La mentalité française peut s'expliquer par une donnée psychologique simple, notre pays qui brillait et attirait les intellectuels du monde entier au siècle dernier a subi à trente ans d'intervalle une semi défaite puis une défaite humiliante face à l'Allemagne. Depuis ce temps, il essaie de compenser en suivant un chemin hors des sentiers battus, en ne faisant surtout pas comme les autres. Tandis que presque tous les pays d'Europe se sont débarrassés d'un parti communiste archaïque après la disparition de l'empire soviétique, il subsiste encore chez nous, pratiquement sous sa forme initiale. Les syndicats européens ont pratiquement tous abandonné la lutte des classes, mais elle est plus vivace que jamais dans nos entreprises publiques et privées, les négociations sont toujours un véritable bras de fer entre le patronat et les organisations syndicales, et l'état est souvent réclamé pour arbitrer les conflits.

La reconstruction du pays à la sortie de la guerre a amené le plein emploi et l'augmentation vertigineuse du niveau de vie due principalement au bas prix des ressources pétrolières mena à l'époque appelée les trente glorieuses. C'était un moment euphorique, il suffisait que les travailleurs menacent de manifester et ils obtenaient une augmentation. Georges Séguy, alors secrétaire de la CGT, réclamait une échelle mobile des salaires, c'est-à-dire des salaires qui augmentent dès qu'il y a une inflation.

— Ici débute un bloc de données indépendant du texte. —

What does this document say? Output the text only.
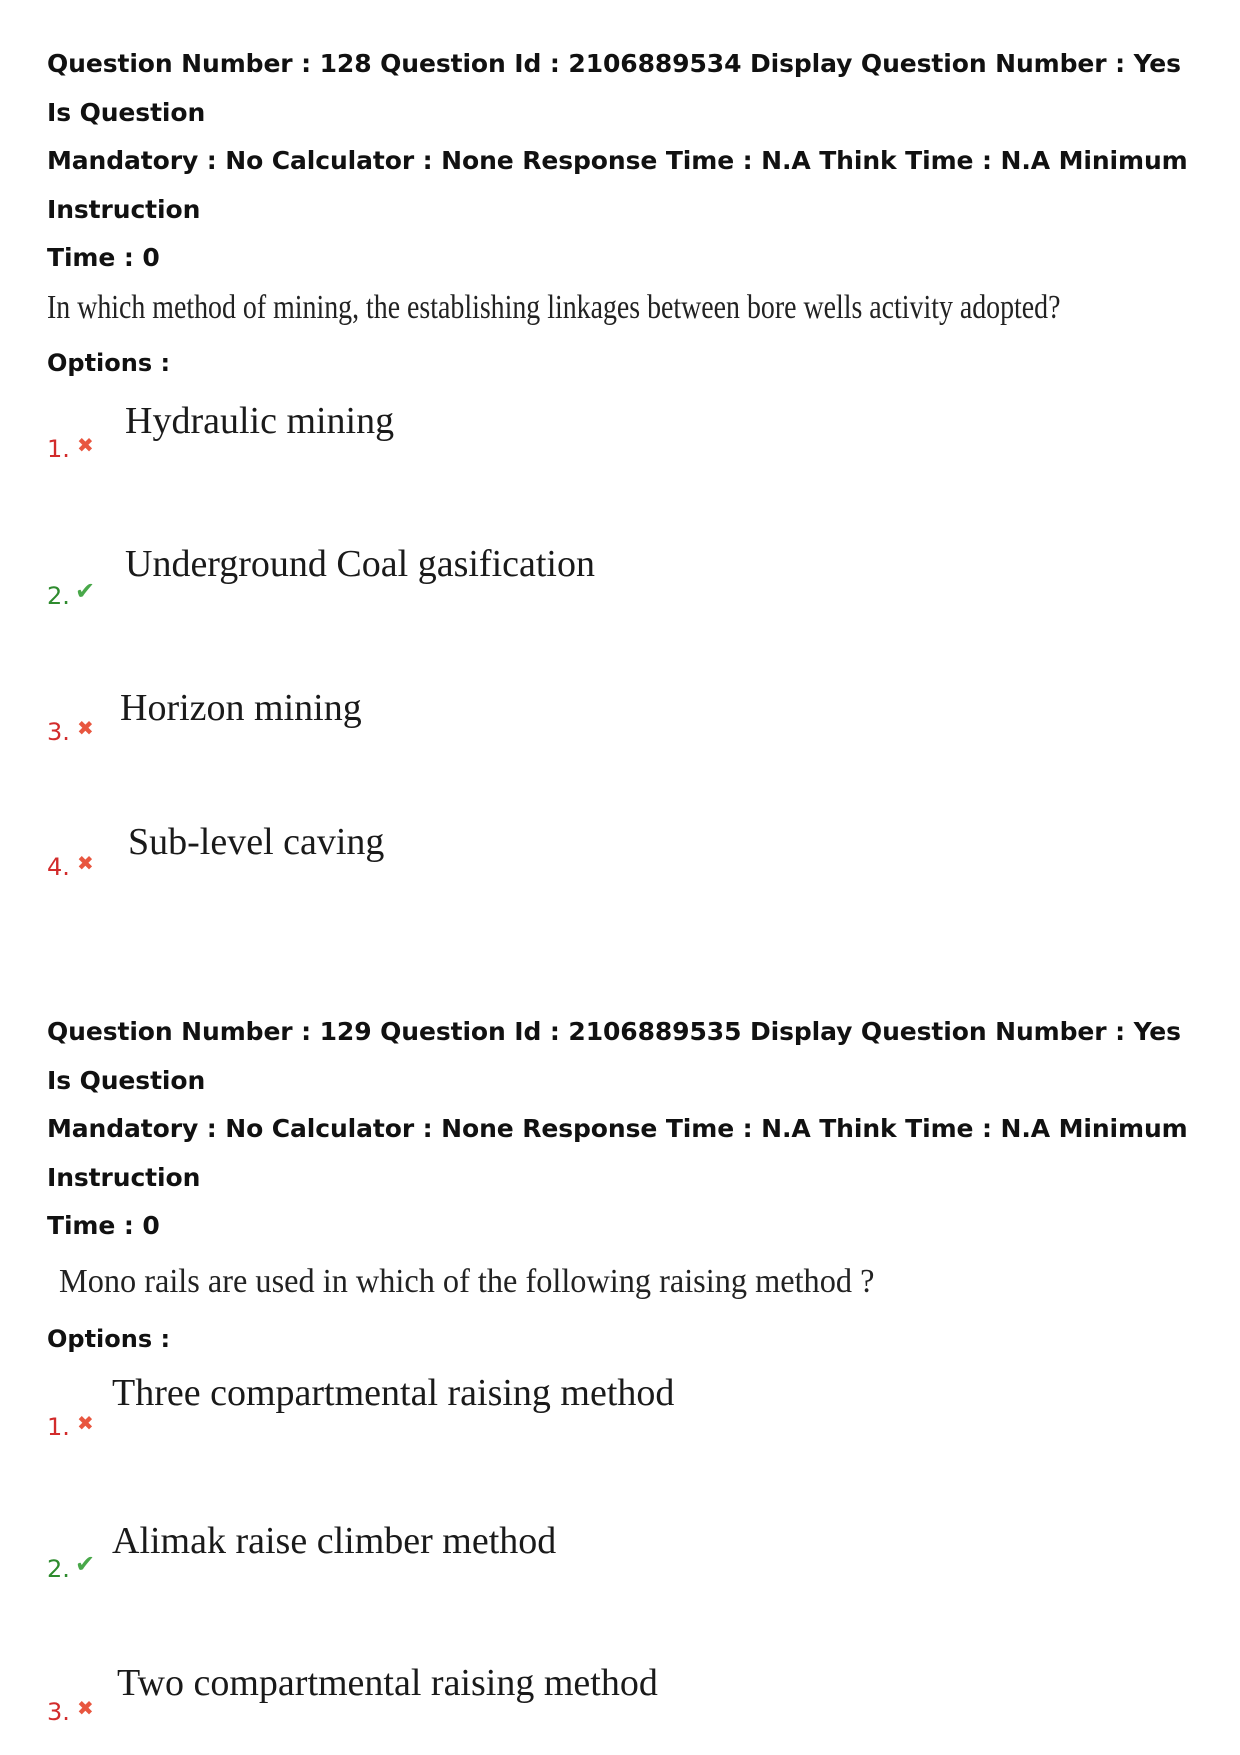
Question Number : 128 Question Id : 2106889534 Display Question Number : Yes Is Question

Mandatory : No Calculator : None Response Time : N.A Think Time : N.A Minimum Instruction

Time : 0

In which method of mining, the establishing linkages between bore wells activity adopted?

Options :

1. ✖
Hydraulic mining
2. ✔
Underground Coal gasification
3. ✖ Horizon mining
4. ✖ Sub-level caving

Question Number : 129 Question Id : 2106889535 Display Question Number : Yes Is Question

Mandatory : No Calculator : None Response Time : N.A Think Time : N.A Minimum Instruction

Time : 0

Mono rails are used in which of the following raising method ?

Options :

1. ✖
Three compartmental raising method
2. ✔
Alimak raise climber method
3. ✖
Two compartmental raising method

C'est dans ce contexte où tout paraissait possible, que les émeutes de mai 68 se déclenchèrent brutalement, non parce qu'il y avait des injustices intolérables, mais juste parce que la société baignait dans un climat tel que l'on pouvait tout demander, tout exiger. Contrairement aux USA où ce type de mouvement avait pris une forme mondialiste et pacifiste, le nôtre était extrêmement politisé, à cause de la prépondérance des marxistes de tous bords dans nos milieux intellectuels.

Le mouvement gagna de l'ampleur avec les grèves des salariés qui prenaient le relais des troupes estudiantines, et aboutit à une capitulation du pouvoir avec les accords de Grenelle, qui mirent à peu près fin à la contestation. Mais le pouvoir incarné par de Gaulle en était sorti profondément ébranlé, le lien de confiance avec les citoyens s'était dégradé. De Gaulle fut le dernier président ayant une vision de l'histoire, tous ses successeurs ne furent que des gérants d'hypermarché. Il n'avait pas vu venir ce retournement majeur, il comprit donc qu'il valait mieux passer la main, ce qu'il fit en utilisant un vague référendum pour tester sa popularité qui évidemment avait fondu comme neige au soleil.

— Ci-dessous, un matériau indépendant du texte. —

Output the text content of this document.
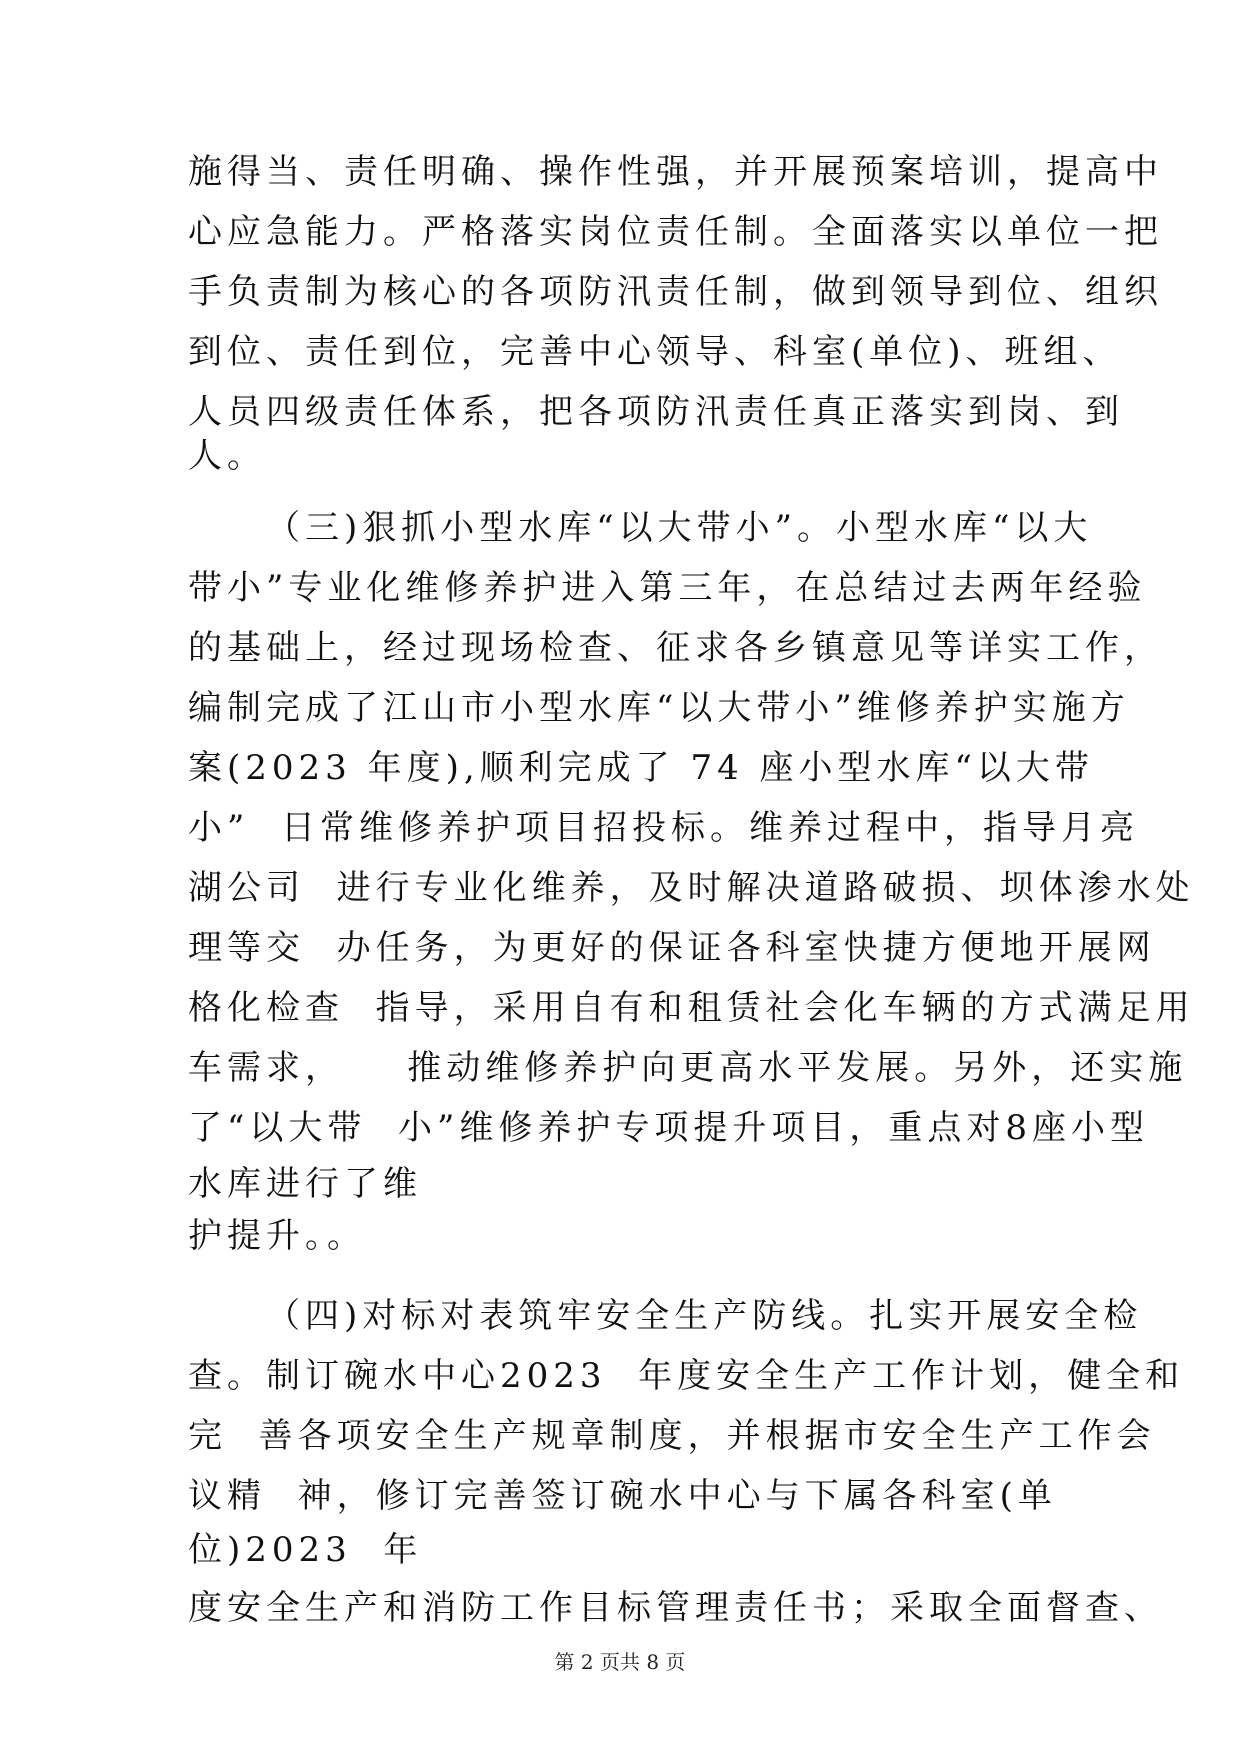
施得当、责任明确、操作性强，并开展预案培训，提高中
心应急能力。严格落实岗位责任制。全面落实以单位一把
手负责制为核心的各项防汛责任制，做到领导到位、组织
到位、责任到位，完善中心领导、科室(单位)、班组、
人员四级责任体系，把各项防汛责任真正落实到岗、到
人。
（三)狠抓小型水库“以大带小”。小型水库“以大
带小”专业化维修养护进入第三年，在总结过去两年经验
的基础上，经过现场检查、征求各乡镇意见等详实工作，
编制完成了江山市小型水库“以大带小”维修养护实施方
案(2023 年度),顺利完成了 74 座小型水库“以大带
小”  日常维修养护项目招投标。维养过程中，指导月亮
湖公司  进行专业化维养，及时解决道路破损、坝体渗水处
理等交  办任务，为更好的保证各科室快捷方便地开展网
格化检查  指导，采用自有和租赁社会化车辆的方式满足用
车需求，    推动维修养护向更高水平发展。另外，还实施
了“以大带  小”维修养护专项提升项目，重点对8座小型
水库进行了维
护提升。。
（四)对标对表筑牢安全生产防线。扎实开展安全检
查。制订碗水中心2023  年度安全生产工作计划，健全和
完  善各项安全生产规章制度，并根据市安全生产工作会
议精  神，修订完善签订碗水中心与下属各科室(单
位)2023  年
度安全生产和消防工作目标管理责任书；采取全面督查、
第 2 页共 8 页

Cet événement devint presque un mythe fondateur pour les partis de gauche qui assumèrent l'héritage de cette période. Ils imposèrent peu à peu leur idéologie, en noyautant les syndicats et les associations, puis les milieux artistiques et journalistiques. Être de gauche était et reste un passeport qui permet aujourd'hui encore de faire une carrière dans les médias, l'enseignement ou la justice. Les lois du ministre communistes Gayssot furent votées, interdisant le négationnisme et le racisme, ce qui ouvrait la porte en grand sur la limitation de la liberté d'expression et la subjectivité des jugements rendus sur ces sujets. Désormais, les associations comme le MRAP ou SOS-racisme pouvaient porter plainte sur une simple suspicion, poursuivre en justice des journalistes qui avaient le tort de ne pas suivre la pensée progressiste dominante. Toute une meute criait au fascisme dès qu'une personnalité osait s'exprimer différemment, les hommes politiques s'excusaient et retiraient leur propos au moindre signe de lynchage médiatique. Peu à peu, la France était bâillonnée.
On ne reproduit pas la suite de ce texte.